Governments are collecting DNA information about their citizens—sometimes without permission.
The city of Dubai wants to get to know its three million residents well—you might even say better than they know themselves. As part of a project called Dubai 10X Initiative, the Dubai Health Authority (DHA) plans to gather the DNA of each of its inhabitants with the stated goal of ending disease in its population. By creating a giant database of genetic disorders in Dubai’s population, the city hopes that researchers can develop customized treatments.
The project has three phases: First, a database will be created to build the necessary infrastructure for large-scale whole-genome sequencing. Next, artificial intelligence will accomplish the complex sequence analysis. According to the DHA, it will analyze longitudinal data to predict risks associated with genetic illnesses. The third phase will develop precision medicine in collaboration with pharmaceutical companies and academia to design treatments. The hope is that such a plan will ultimately eradicate genetic diseases, or at least predict them, so that doctors can work with patients to develop treatment and prevention plans. The ultimate goal, says the DHA, is to create a “happy and healthy society.”
To some degree, treatment and prevention plans can be made on an individual basis, but more significant medical advances could be made by testing the entire population at once. The DHA says, ”Instead of studying an affected patient’s genetics, our AI goes through database, finds out who has been affected, and looks for non-patients with similar genetic profiles and are therefore at risk.”
However, in an era in which people are rethinking the amount of private data they may have shared through online platforms, the idea of sharing one’s DNA with the government may be unsettling. The DHA has not announced what measures it will take to ensure the privacy of its citizens’ medical data. It is not known whether people can opt out of the program. It is also unclear what other entities might be able to access the information; for instance, law enforcement could use the database to track down matches to DNA found at crime scenes. Critics point out it could be used by employers or other entities to discriminate against individuals who are found to have genetic markers that could—but may not—predispose them to developing or passing down illnesses.
Even so, other countries are pursuing the same idea. In early 2018, Britain’s UK Biobank announced a plan to decode all 20,000 genes of half a million of its residents by 2020. The UK Biobank already owns the DNA samples, as well as medical records, test results, and even psychological assessments of 500,000 volunteers. The information has been anonymized and is already available to researchers. Pharmaceutical companies hope to use the information to develop new medicines.
In 2015, Kuwait passed a law mandating that all 3.5 million residents provide DNA samples beginning in 2016. The aim of the law was not to aid medical research, but aid law enforcement and boost national security, as the information could be used to help the government solve crimes and terrorism cases. However, a lawsuit brought about the end of this plan, as objectors claimed it could reveal paternity secrets and invade the privacy of citizens.
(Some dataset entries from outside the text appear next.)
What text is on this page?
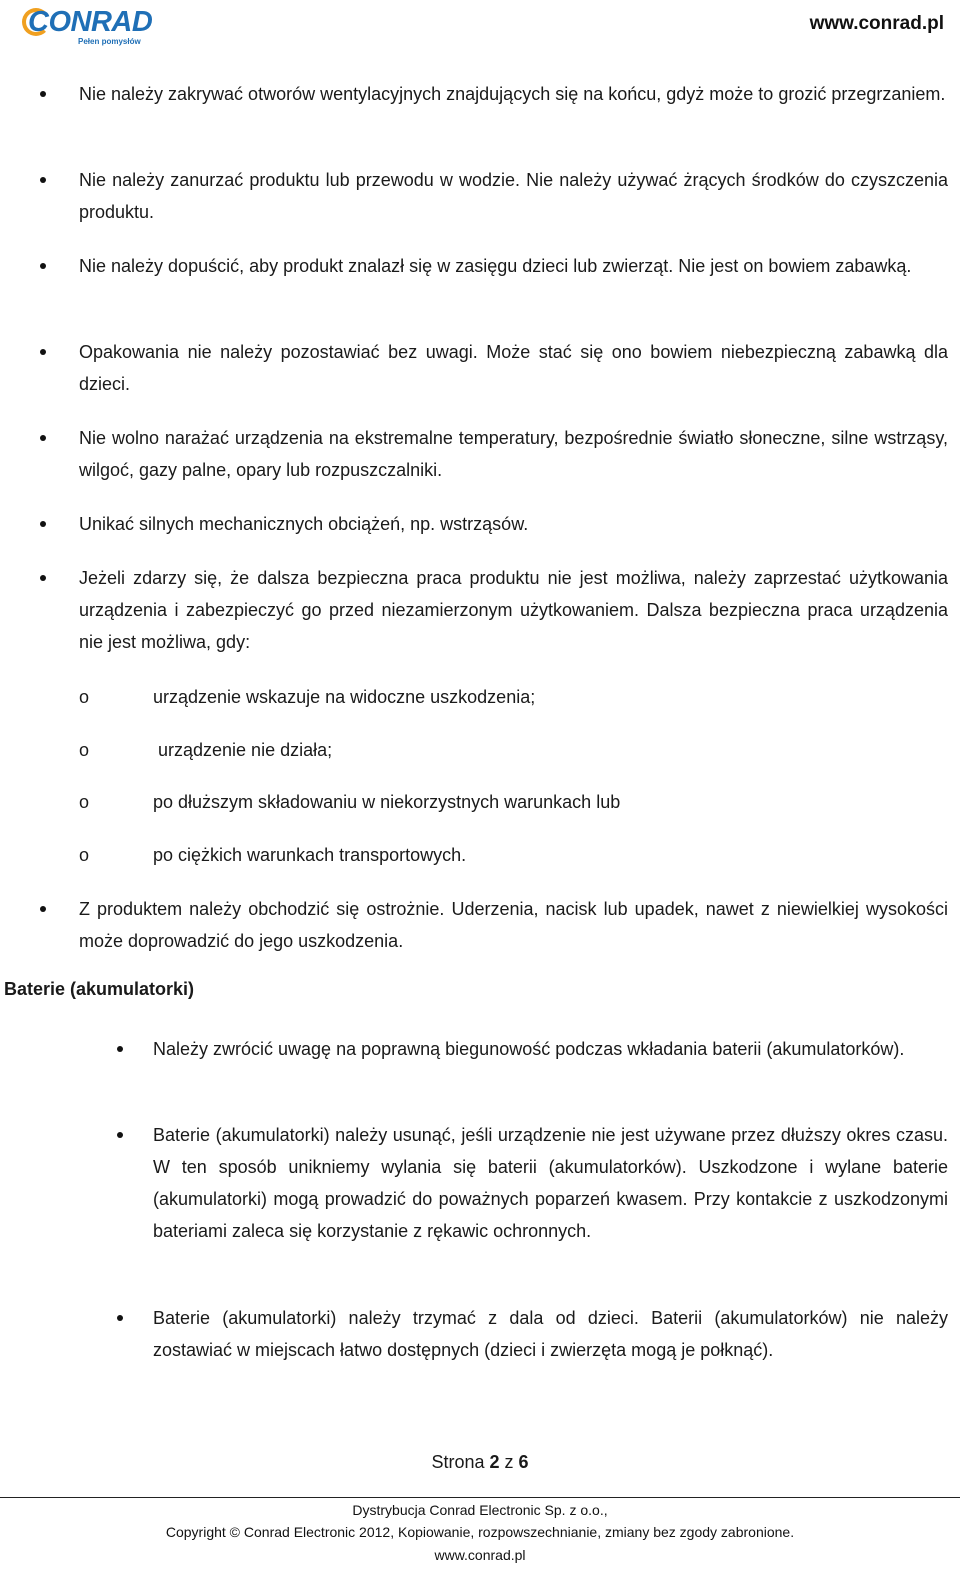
CONRAD
Pełen pomysłów
www.conrad.pl
Nie należy zakrywać otworów wentylacyjnych znajdujących się na końcu, gdyż może to grozić przegrzaniem.
Nie należy zanurzać produktu lub przewodu w wodzie. Nie należy używać żrących środków do czyszczenia produktu.
Nie należy dopuścić, aby produkt znalazł się w zasięgu dzieci lub zwierząt. Nie jest on bowiem zabawką.
Opakowania nie należy pozostawiać bez uwagi. Może stać się ono bowiem niebezpieczną zabawką dla dzieci.
Nie wolno narażać urządzenia na ekstremalne temperatury, bezpośrednie światło słoneczne, silne wstrząsy, wilgoć, gazy palne, opary lub rozpuszczalniki.
Unikać silnych mechanicznych obciążeń, np. wstrząsów.
Jeżeli zdarzy się, że dalsza bezpieczna praca produktu nie jest możliwa, należy zaprzestać użytkowania urządzenia i zabezpieczyć go przed niezamierzonym użytkowaniem. Dalsza bezpieczna praca urządzenia nie jest możliwa, gdy:
o	urządzenie wskazuje na widoczne uszkodzenia;
o	urządzenie nie działa;
o	po dłuższym składowaniu w niekorzystnych warunkach lub
o	po ciężkich warunkach transportowych.
Z produktem należy obchodzić się ostrożnie. Uderzenia, nacisk lub upadek, nawet z niewielkiej wysokości może doprowadzić do jego uszkodzenia.
Baterie (akumulatorki)
Należy zwrócić uwagę na poprawną biegunowość podczas wkładania baterii (akumulatorków).
Baterie (akumulatorki) należy usunąć, jeśli urządzenie nie jest używane przez dłuższy okres czasu. W ten sposób unikniemy wylania się baterii (akumulatorków). Uszkodzone i wylane baterie (akumulatorki) mogą prowadzić do poważnych poparzeń kwasem. Przy kontakcie z uszkodzonymi bateriami zaleca się korzystanie z rękawic ochronnych.
Baterie (akumulatorki) należy trzymać z dala od dzieci. Baterii (akumulatorków) nie należy zostawiać w miejscach łatwo dostępnych (dzieci i zwierzęta mogą je połknąć).
Strona 2 z 6
Dystrybucja Conrad Electronic Sp. z o.o.,
Copyright © Conrad Electronic 2012, Kopiowanie, rozpowszechnianie, zmiany bez zgody zabronione.
www.conrad.pl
“Compelling every citizen, resident and visitor to submit a DNA sample to the government is similar to forcing house searches without a warrant,” said lawyer Adbdul Hadi. “The body is more sacred than houses.”
In China, the danger of sharing one’s DNA with the government could soon be seen in Xinjiang, where authorities are collecting DNA samples, fingerprints, iris scans, and blood types of all residents in the region between the age of 12 and 65. Authorities say the Population Registration Program will aid with “scientific decision-making” on matters of poverty alleviation, better management, and “social stability.” However, some fear that the program, which is focused on the Uyghur ethnic minority, along with 24 other minorities in the region, is being used to monitor and control dissenters and those who are politically disloyal.
“The mandatory databanking of a whole population’s biodata, including DNA, is a gross violation of international human rights norms, and it’s even more disturbing if it is done surreptitiously, under the guise of a free health care program,” said Sophie Richardson, Human Rights Watch’s China director.
“China has few meaningful privacy protections and Uyghurs are already subjected to extensive degrees of control and surveillance, including heavy security presence, numerous checkpoints, and routine inspection of smartphones for ‘subversive’ content,” Richardson said. “In this context, compulsory biodata collection has particularly abusive potential, and hardly seems justifiable as a security measure.”
If people are uneasy about Facebook’s vast collection of information about individuals and the ways a government could use this data against them, they can simply disconnect from the platform. But there’s no hiding when the government has your DNA.
On the other hand, millions of people are already willingly sharing their DNA with commercial testing companies like AncestryDNA, MyHeritage, and 23andMe.
Those companies promise privacy, however. One company, Intermountain Healthcare, asks people who use those testing services to voluntarily to upload their genetic results data or genotypes to the company’s GeneRosity Registry to build a global DNA registry to be used for healthcare research.
People will have to decide if they trust a corporate entity with their information. If they use these services, however, they already have given up that information—they just have to trust it will be protected. And we’ve already seen how that well that works.